Jürgen Klopp's Near-Miss with Kylian Mbappé and French Stars
In the cool New England air of Foxborough, amid the noise and neon of a major tournament night, Jürgen Klopp stood on the touchline and watched what might have been.
France’s stars were going through their warm-up, Kylian Mbappé among them, when Klopp – now a MagentaTV pundit rather than the heartbeat of Anfield – caught his eye. The two shared a brief reunion after Les Bleus’ quarter-final win over Morocco, Klopp then lifting an arm in acknowledgement towards Mbappé’s mother in the stands. A small gesture, but loaded with history.
Because Klopp has chased this generation of French talent before. And lost. Every time.
“I've already negotiated with three of their players and never got them,” he admitted, half laughing, half wincing. The list is brutal for any Liverpool supporter to hear in one breath: Mbappé, Ousmane Dembélé, Adrien Rabiot. All pursued. None secured.
The one that still stings most came in 2017. That was the year Liverpool tried to pull off the most clandestine transfer pitch of Klopp’s career, a covert operation stitched together at 30,000 feet.
With Mbappé still at Monaco and the entire continent circling, Liverpool’s hierarchy decided to move in the shadows. They chartered a private jet out of Blackpool, of all places, and flew to Nice under the radar, determined to keep the meeting away from cameras and gossip.
“With Mbappé, it was before he went to Paris,” Klopp recalled. “That was roughly €500 million, the most expensive non-transfer we've ever made.”
In Nice, the cloak-and-dagger element went up a level. The whole Mbappé family boarded a private jet fitted out with five cabins. No terminals. No lounges. No chance encounters. Just a small group sealed off from the outside world, circling in the skies above the south of France.
“We flew from Blackpool to Nice. In Nice, the whole Mbappé family boarded a private jet with five cabins. Then we flew around in circles and had a delicious meal. We weren't allowed to be seen. It was great – and then he went to Paris.”
That last line still lands like a punchline with a bruise. Liverpool rolled out privacy, charm, and the promise of Anfield. Mbappé chose Paris Saint-Germain and a €180 million move instead.
The story since has been anything but simple.
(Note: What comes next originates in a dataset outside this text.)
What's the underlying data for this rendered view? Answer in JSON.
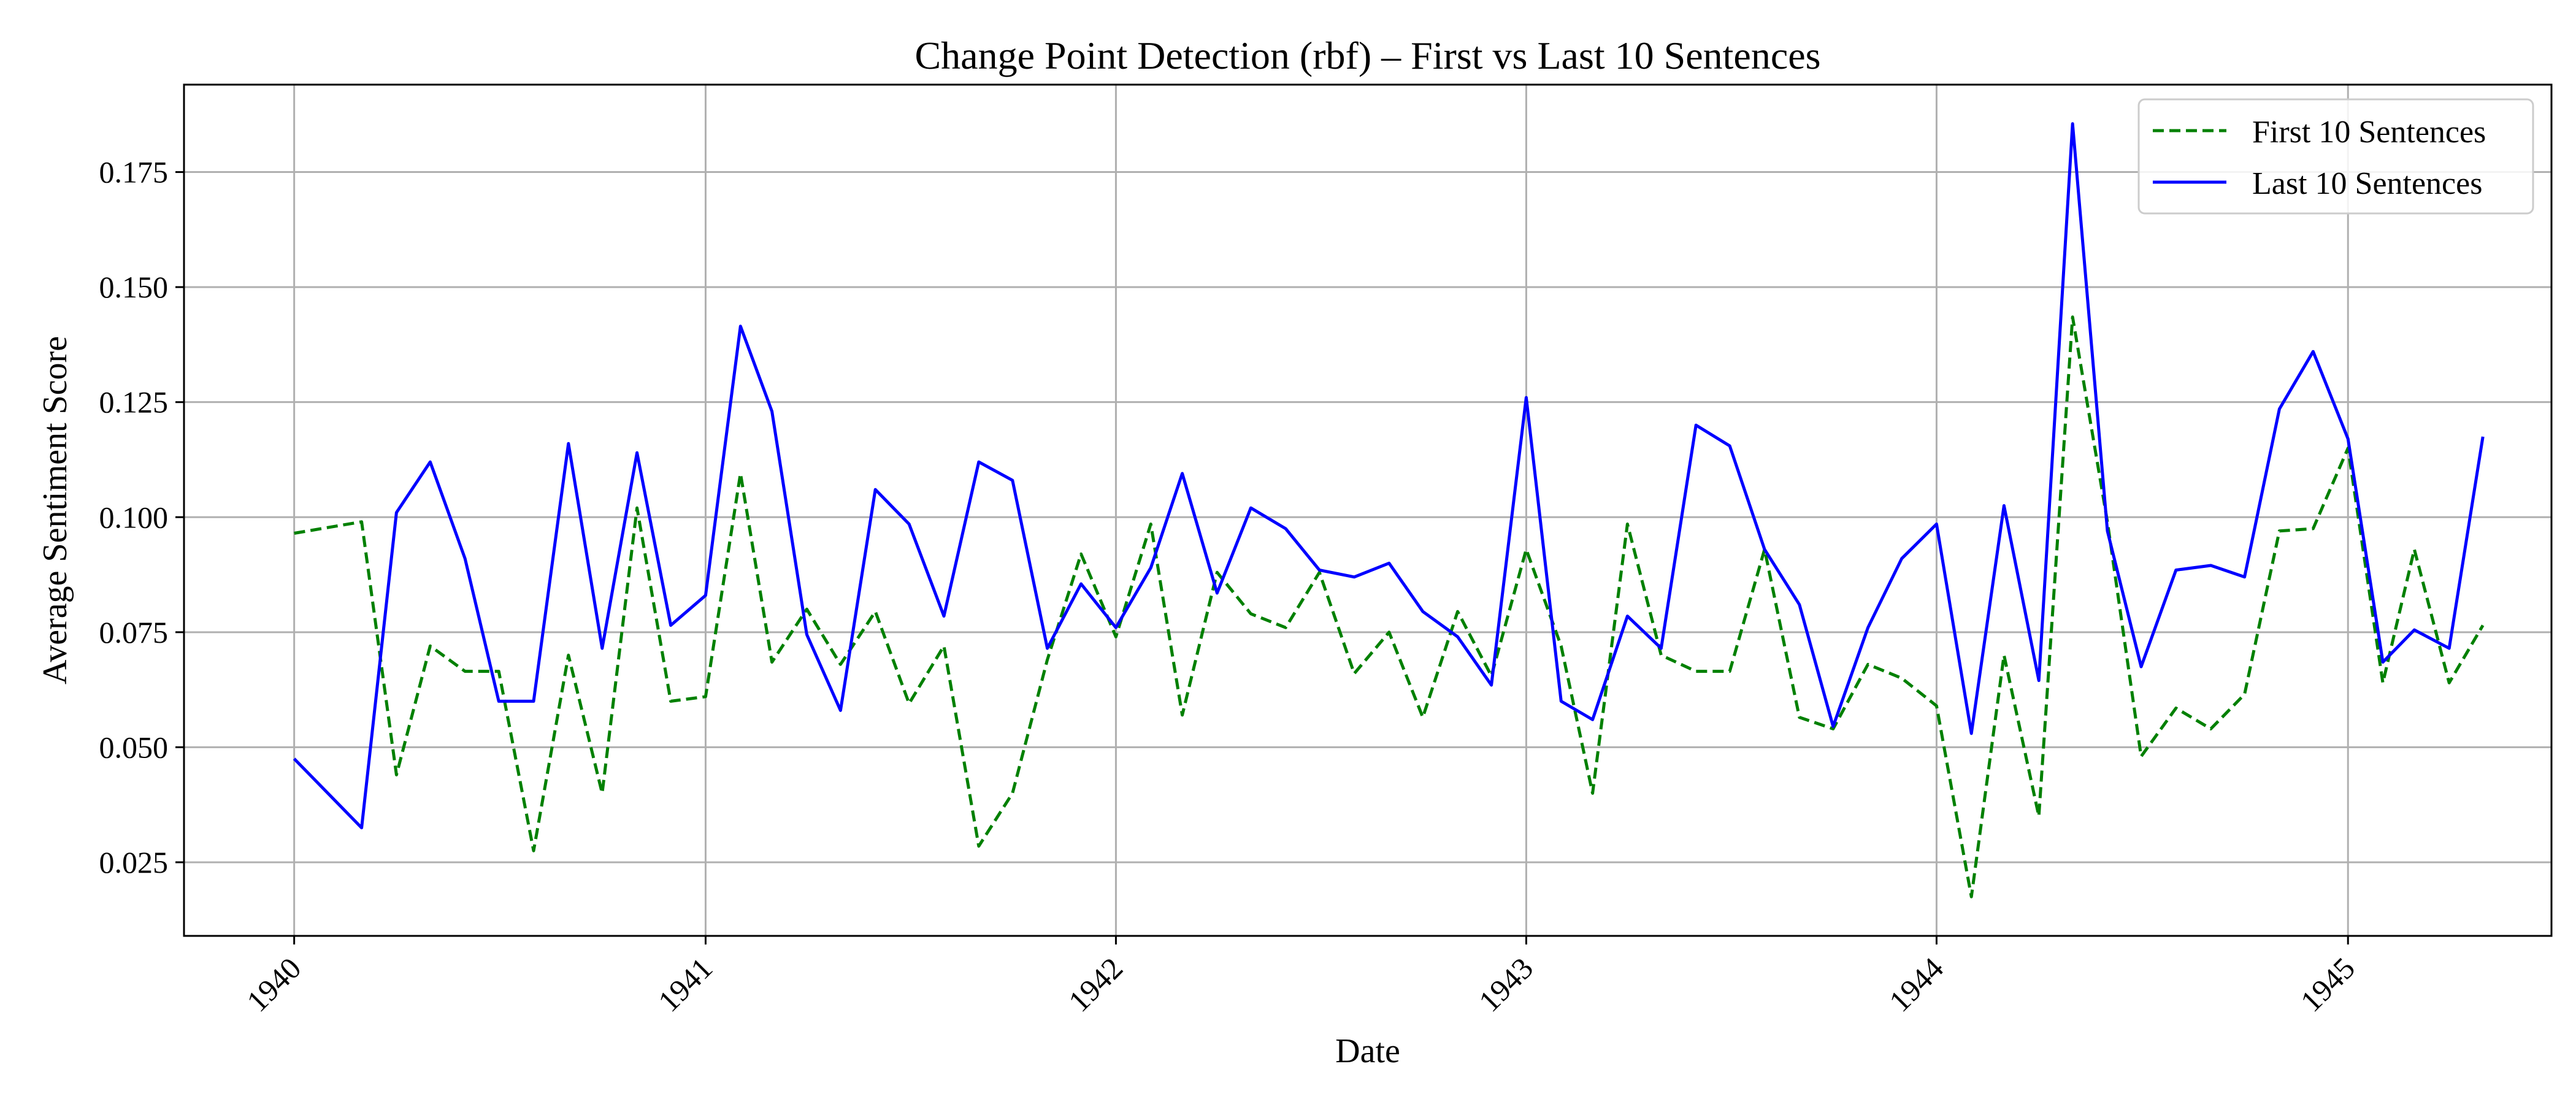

Mbappé became the face of PSG, but his time there turned into a constant tug-of-war over power and status, with Lionel Messi and Neymar forming a superstar triangle that never quite sat comfortably. The goals flowed; the politics never stopped.
Now 27 and in the white of Real Madrid, Mbappé has reset his career at the club that long felt like destiny. The medals will come, many already expect that. Yet one box remains unticked. He is still chasing the Champions League crown that continues to elude him, even as PSG – in this telling – have twice lifted the trophy in the two years since his departure, a twist that only sharpens the irony of that decision.
Klopp, meanwhile, has stepped off the club treadmill. After deciding to leave Liverpool in 2024, he has thrown himself into life behind the microphone, his energy redirected from the technical area to the studio. It is a pause, not a retirement.
The next chapter is already looming. At 59, he stands on the brink of taking over the Germany national team once the current tournament in the United States reaches its conclusion, ready to swap club obsession for the unforgiving rhythms of international football.
On this night, though, his past and present overlapped on the touchline. The coach who once flew secret loops over the Mediterranean to woo a teenager now watched that same player lead his country into another semi-final. Mbappé’s goal against Morocco had carried France through the last eight, his focus now fixed on dragging Les Bleus all the way to the trophy.
Klopp could only watch, remember, and wonder how different the story might have looked if that private jet, that secret meal, and that “most expensive non-transfer” had ended with Mbappé walking out at Anfield instead.